Damit substantielle Fortschritte auf dem Weg zu einer Sozialunion gelingen, fordern wir:

  • die Einführung einer „EU-Steuer“, die sich aus den Einnahmen einer in allen Mitgliedsstaaten erhobenen Finanztransaktionssteuer speist; mit dieser Steuer sollen schädliche Spekulationen im Aktienhandel eingedämmt werden; die Einkünfte aus dieser Steuer dienen besonders dazu, den sozialen Zusammenhalt in Europa zu steigern und die Erhöhung des Lebensstandards in Entwicklungsländern (6) zu fördern
  • die Auflegung eines Jugendbeschäftigungsfonds, der die Mitgliedsstaaten finanziell dabei unterstützt, die EU-Jugendgarantie umzusetzen; auf diesem Weg lässt sich der Anspruch umsetzen, dass junge Menschen nach Beendigung ihrer Schule oder Ausbildung innerhalb von vier Monaten eine angemessene Arbeitsstelle, Weiter- und Ausbildung oder einen Praktikumsplatz erhalten; dies darf allerdings nicht zu einer Verkettung von Praktika führen
  • die Gründung eines Europäischen Währungsfonds, der Mitgliedsstaaten in konjunkturellen Krisen (7) finanziell unter die Arme greift, sodass diese Staaten nicht gezwungen sind, ihre Sozialsysteme und Bildungseinrichtungen zu beschneiden; über die Vergabe von finanziellen Mitteln sollte das Europäische Parlament entscheiden
  • eine verbindliche Verankerung der Europäischen Säule sozialer Rechte im Vertragswerk (Primärrecht) der EU sowie eine Aufnahme der 20 Grundsätze in das sog.
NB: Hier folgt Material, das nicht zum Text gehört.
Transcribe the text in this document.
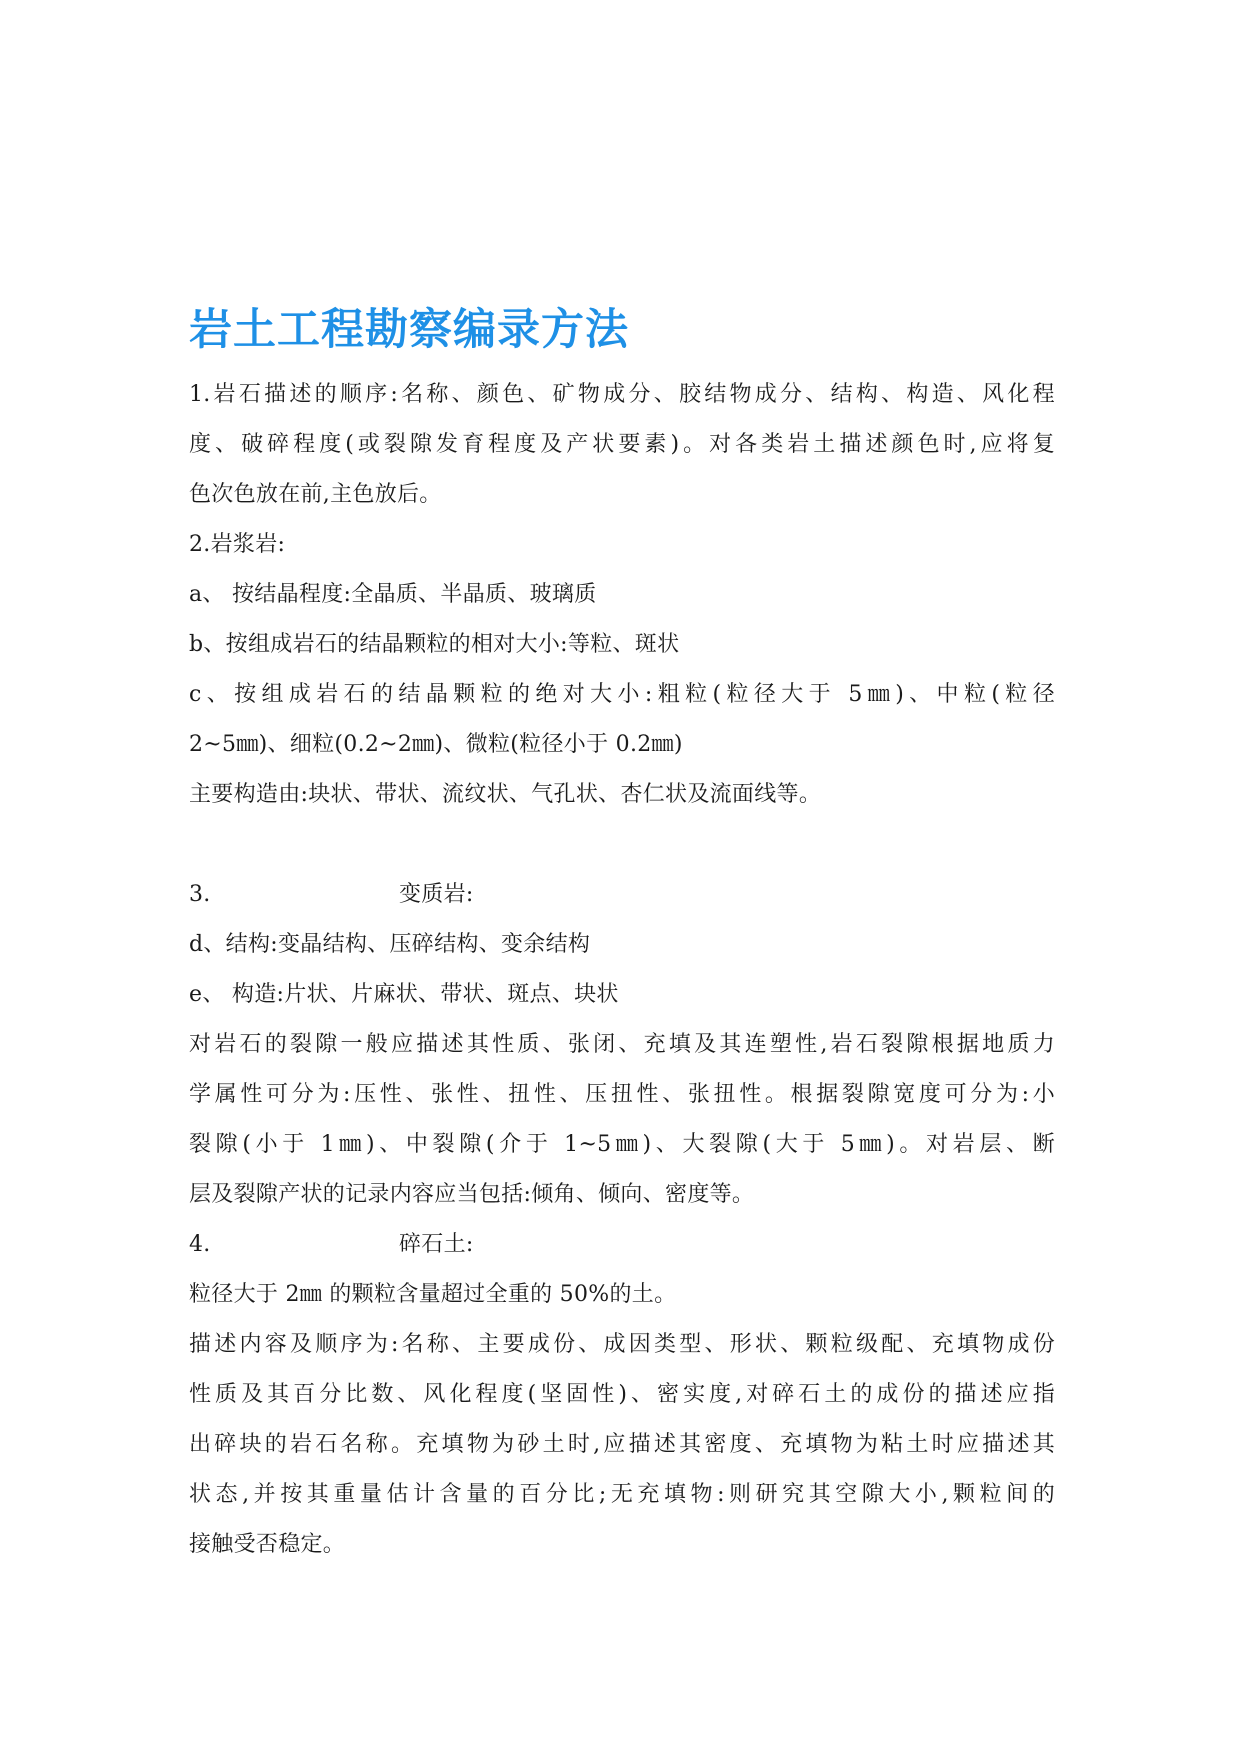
岩土工程勘察编录方法
1.岩石描述的顺序:名称、颜色、矿物成分、胶结物成分、结构、构造、风化程
度、破碎程度(或裂隙发育程度及产状要素)。对各类岩土描述颜色时,应将复
色次色放在前,主色放后。
2.岩浆岩:
a、 按结晶程度:全晶质、半晶质、玻璃质
b、按组成岩石的结晶颗粒的相对大小:等粒、斑状
c、按组成岩石的结晶颗粒的绝对大小:粗粒(粒径大于 5㎜)、中粒(粒径
2~5㎜)、细粒(0.2~2㎜)、微粒(粒径小于 0.2㎜)
主要构造由:块状、带状、流纹状、气孔状、杏仁状及流面线等。
3.	变质岩:
d、结构:变晶结构、压碎结构、变余结构
e、 构造:片状、片麻状、带状、斑点、块状
对岩石的裂隙一般应描述其性质、张闭、充填及其连塑性,岩石裂隙根据地质力
学属性可分为:压性、张性、扭性、压扭性、张扭性。根据裂隙宽度可分为:小
裂隙(小于 1㎜)、中裂隙(介于 1~5㎜)、大裂隙(大于 5㎜)。对岩层、断
层及裂隙产状的记录内容应当包括:倾角、倾向、密度等。
4.	碎石土:
粒径大于 2㎜ 的颗粒含量超过全重的 50%的土。
描述内容及顺序为:名称、主要成份、成因类型、形状、颗粒级配、充填物成份
性质及其百分比数、风化程度(坚固性)、密实度,对碎石土的成份的描述应指
出碎块的岩石名称。充填物为砂土时,应描述其密度、充填物为粘土时应描述其
状态,并按其重量估计含量的百分比;无充填物:则研究其空隙大小,颗粒间的
接触受否稳定。
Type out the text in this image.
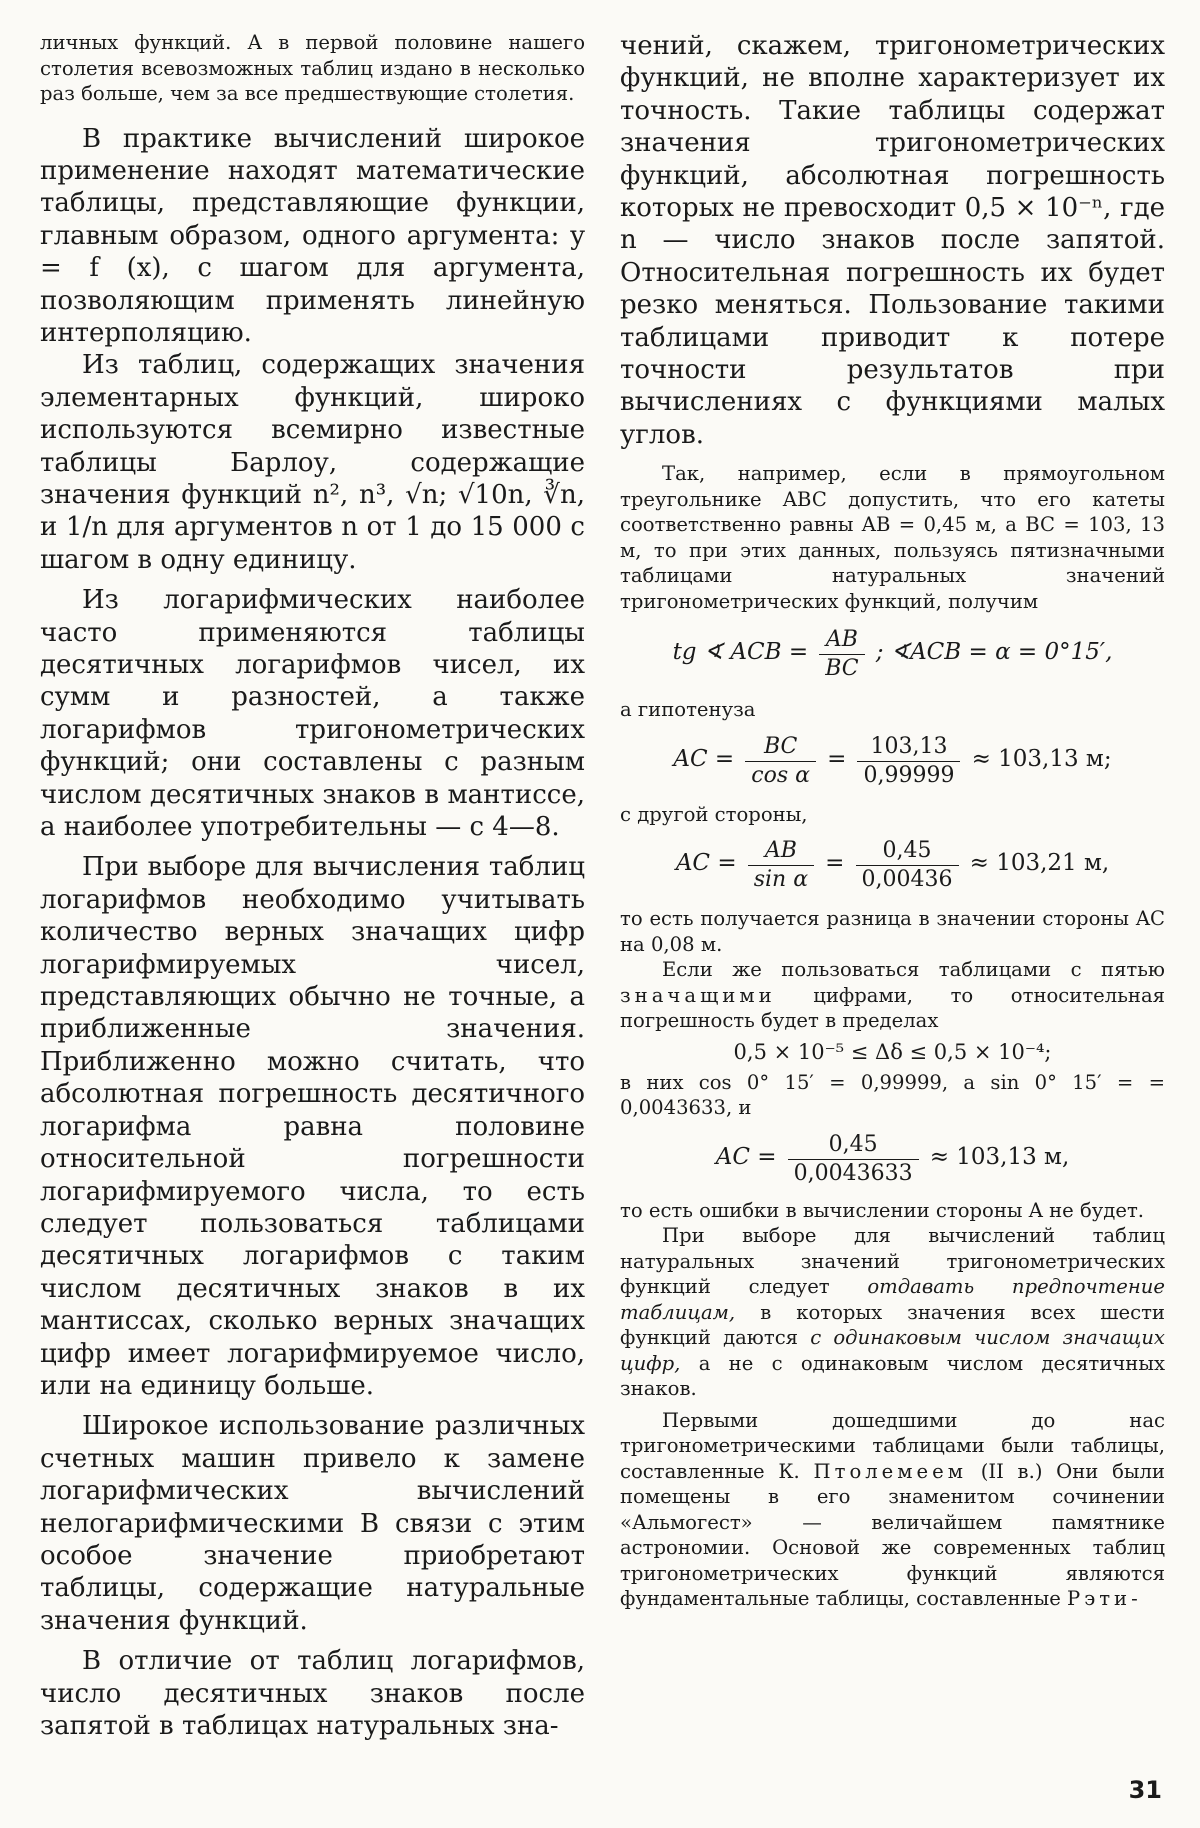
личных функций. А в первой половине нашего столетия всевозможных таблиц издано в несколько раз больше, чем за все предшествующие столетия.

В практике вычислений широкое применение находят математические таблицы, представляющие функции, главным образом, одного аргумента: y = f (x), с шагом для аргумента, позволяющим применять линейную интерполяцию.

Из таблиц, содержащих значения элементарных функций, широко используются всемирно известные таблицы Барлоу, содержащие значения функций n², n³, √n; √10n, ∛n, и 1/n для аргументов n от 1 до 15 000 с шагом в одну единицу.

Из логарифмических наиболее часто применяются таблицы десятичных логарифмов чисел, их сумм и разностей, а также логарифмов тригонометрических функций; они составлены с разным числом десятичных знаков в мантиссе, а наиболее употребительны — с 4—8.

При выборе для вычисления таблиц логарифмов необходимо учитывать количество верных значащих цифр логарифмируемых чисел, представляющих обычно не точные, а приближенные значения. Приближенно можно считать, что абсолютная погрешность десятичного логарифма равна половине относительной погрешности логарифмируемого числа, то есть следует пользоваться таблицами десятичных логарифмов с таким числом десятичных знаков в их мантиссах, сколько верных значащих цифр имеет логарифмируемое число, или на единицу больше.

Широкое использование различных счетных машин привело к замене логарифмических вычислений нелогарифмическими В связи с этим особое значение приобретают таблицы, содержащие натуральные значения функций.

В отличие от таблиц логарифмов, число десятичных знаков после запятой в таблицах натуральных зна-

чений, скажем, тригонометрических функций, не вполне характеризует их точность. Такие таблицы содержат значения тригонометрических функций, абсолютная погрешность которых не превосходит 0,5 × 10⁻ⁿ, где n — число знаков после запятой. Относительная погрешность их будет резко меняться. Пользование такими таблицами приводит к потере точности результатов при вычислениях с функциями малых углов.

Так, например, если в прямоугольном треугольнике ABC допустить, что его катеты соответственно равны AB = 0,45 м, а BC = 103, 13 м, то при этих данных, пользуясь пятизначными таблицами натуральных значений тригонометрических функций, получим

tg ∢ ACB = $\frac{AB}{BC}$ ; ∢ACB = α = 0°15′,

а гипотенуза

AC = $\frac{BC}{\text{cos α}} = \frac{103,13}{0,99999} \approx 103,13$ м;

с другой стороны,

AC = $\frac{AB}{\text{sin α}} = \frac{0,45}{0,00436} \approx 103,21$ м,

то есть получается разница в значении стороны AC на 0,08 м.

Если же пользоваться таблицами с пятью значащими цифрами, то относительная погрешность будет в пределах

0,5 × 10⁻⁵ ≤ Δδ ≤ 0,5 × 10⁻⁴;

в них cos 0° 15′ = 0,99999, а sin 0° 15′ = = 0,0043633, и

AC = $\frac{0,45}{0,0043633} \approx 103,13$ м,

то есть ошибки в вычислении стороны A не будет.

При выборе для вычислений таблиц натуральных значений тригонометрических функций следует отдавать предпочтение таблицам, в которых значения всех шести функций даются с одинаковым числом значащих цифр, а не с одинаковым числом десятичных знаков.

Первыми дошедшими до нас тригонометрическими таблицами были таблицы, составленные К. Птолемеем (II в.) Они были помещены в его знаменитом сочинении «Альмогест» — величайшем памятнике астрономии. Основой же современных таблиц тригонометрических функций являются фундаментальные таблицы, составленные Рэти-

31
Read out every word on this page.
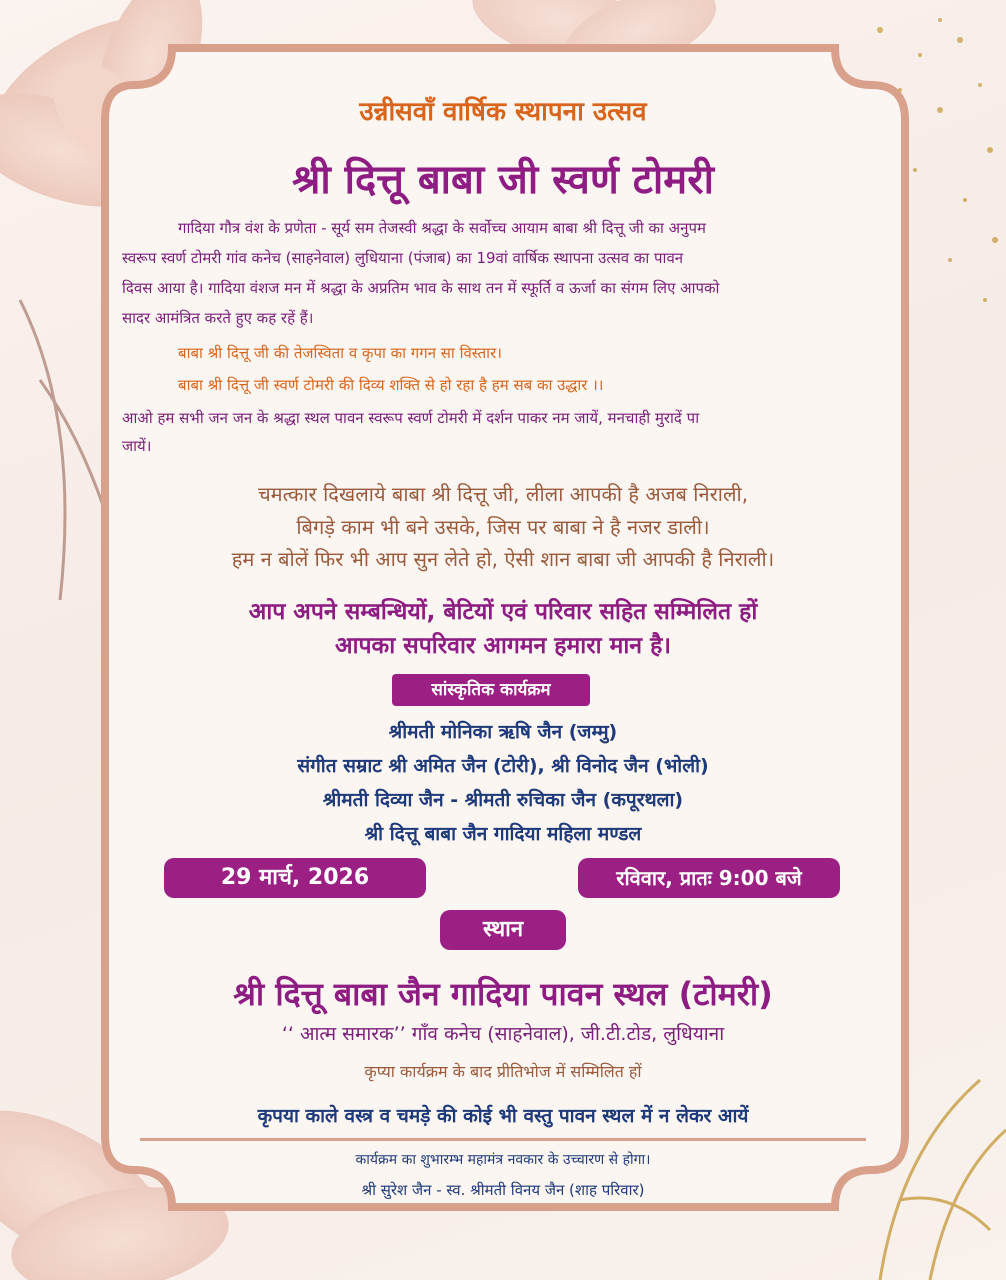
उन्नीसवाँ वार्षिक स्थापना उत्सव
श्री दित्तू बाबा जी स्वर्ण टोमरी
गादिया गौत्र वंश के प्रणेता - सूर्य सम तेजस्वी श्रद्धा के सर्वोच्च आयाम बाबा श्री दित्तू जी का अनुपम
स्वरूप स्वर्ण टोमरी गांव कनेच (साहनेवाल) लुधियाना (पंजाब) का 19वां वार्षिक स्थापना उत्सव का पावन
दिवस आया है। गादिया वंशज मन में श्रद्धा के अप्रतिम भाव के साथ तन में स्फूर्ति व ऊर्जा का संगम लिए आपको
सादर आमंत्रित करते हुए कह रहें हैं।
बाबा श्री दित्तू जी की तेजस्विता व कृपा का गगन सा विस्तार।
बाबा श्री दित्तू जी स्वर्ण टोमरी की दिव्य शक्ति से हो रहा है हम सब का उद्धार ।।
आओ हम सभी जन जन के श्रद्धा स्थल पावन स्वरूप स्वर्ण टोमरी में दर्शन पाकर नम जायें, मनचाही मुरादें पा
जायें।
चमत्कार दिखलाये बाबा श्री दित्तू जी, लीला आपकी है अजब निराली,
बिगड़े काम भी बने उसके, जिस पर बाबा ने है नजर डाली।
हम न बोलें फिर भी आप सुन लेते हो, ऐसी शान बाबा जी आपकी है निराली।
आप अपने सम्बन्धियों, बेटियों एवं परिवार सहित सम्मिलित हों
आपका सपरिवार आगमन हमारा मान है।
सांस्कृतिक कार्यक्रम
श्रीमती मोनिका ऋषि जैन (जम्मु)
संगीत सम्राट श्री अमित जैन (टोरी), श्री विनोद जैन (भोली)
श्रीमती दिव्या जैन - श्रीमती रुचिका जैन (कपूरथला)
श्री दित्तू बाबा जैन गादिया महिला मण्डल
29 मार्च, 2026	रविवार, प्रातः 9:00 बजे
स्थान
श्री दित्तू बाबा जैन गादिया पावन स्थल (टोमरी)
‘‘ आत्म समारक’’ गाँव कनेच (साहनेवाल), जी.टी.टोड, लुधियाना
कृप्या कार्यक्रम के बाद प्रीतिभोज में सम्मिलित हों
कृपया काले वस्त्र व चमड़े की कोई भी वस्तु पावन स्थल में न लेकर आयें
कार्यक्रम का शुभारम्भ महामंत्र नवकार के उच्चारण से होगा।
श्री सुरेश जैन - स्व. श्रीमती विनय जैन (शाह परिवार)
Europäische Semester; dadurch sollen zukünftig neben z.B. haushaltspolitischen Reformen auch sozialpolitische Fortschritte von den EU-Institutionen regelmäßig begutachtet und Verbesserungsvorschläge von Seiten der Europäischen Kommission veröffentlicht werden
  • ein Fortsetzungsprogramm der EU-Jugendstrategie, die Ende 2018 ausläuft; diese muss sich stärker die Einbeziehung sozial- und bildungsschwacher Jugendlicher zum Ziel setzen, damit alle jungen Menschen gleiche Chancen im Hinblick auf Teilhabe an Bildungs- und Ausbildungsmaßnahmen im Besonderen sowie am gesellschaftlichen Leben im Allgemeinen erhalten; dazu müssen Jugendverbände mit ihrer Fachkenntnis eng eingebunden werden
  • den finanziellen Ausbau von "ERASMUS+ - Programm für Bildung, Jugend und Sport" mit dem Ziel, allen jungen Menschen den grenzüberschreitenden Austausch im Rahmen von Ausbildung, Studium, Praktikum oder Ehrenamt zu ermöglichen; die in ERASMUS+ integrierten Programme müssen benachteiligten Jugendlichen, aber auch Jugendverbänden leichter beziehungsweise unbürokratischer zugänglich gemacht werden
  • die Einführung europäischer Mindeststandards bei Löhnen, die sich je nach nationaler Leistungskraft bemessen; damit soll gewährleistet sein, dass alle Menschen in Vollzeitbeschäftigung sich und ihren Familien einen angemessenen Lebensstandard ermöglichen können; durch eine verbindliche Untergrenze kann Sozialdumping Einhalt geboten und die Entstehung prekärer Beschäftigungsverhältnisse eingedämmt werden
  • die Betonung der sozialen Dimension in den strategischen Rahmenbedingungen zum digitalen Binnenmarkt der EU; dazu bedarf es einer offenen Diskussion in Politik und Gesellschaft zu den von Digitalisierung betroffenen Themen, wie gerechte Arbeitsbedingungen, lebenslanges Lernen und gesellschaftliche Teilhabe

Am Gelingen einer Europäischen Sozialunion wird sich der langfristige Erfolg der EU messen. Denn ein gemeinsamer Markt ohne gemeinsame Standards für soziale Sicherheit, Arbeitsschutz und Bildung birgt große Risiken für das gesamtgesellschaftliche Wohlbefinden in sich. Die EU wird genauso wenig wie ihre einzelnen Mitgliedsstaaten ein Raum vollkommener Gleichheit werden. Gleichheit von Chancen und Perspektiven für Jung und Alt sind aber unerlässlich, um das Vertrauen der Bürgerinnen und Bürger in Europa zu stärken. Dabei verweist die Kolpingjugend insbesondere auch auf die christlichen Wurzeln des europäischen Einigungsprozesses.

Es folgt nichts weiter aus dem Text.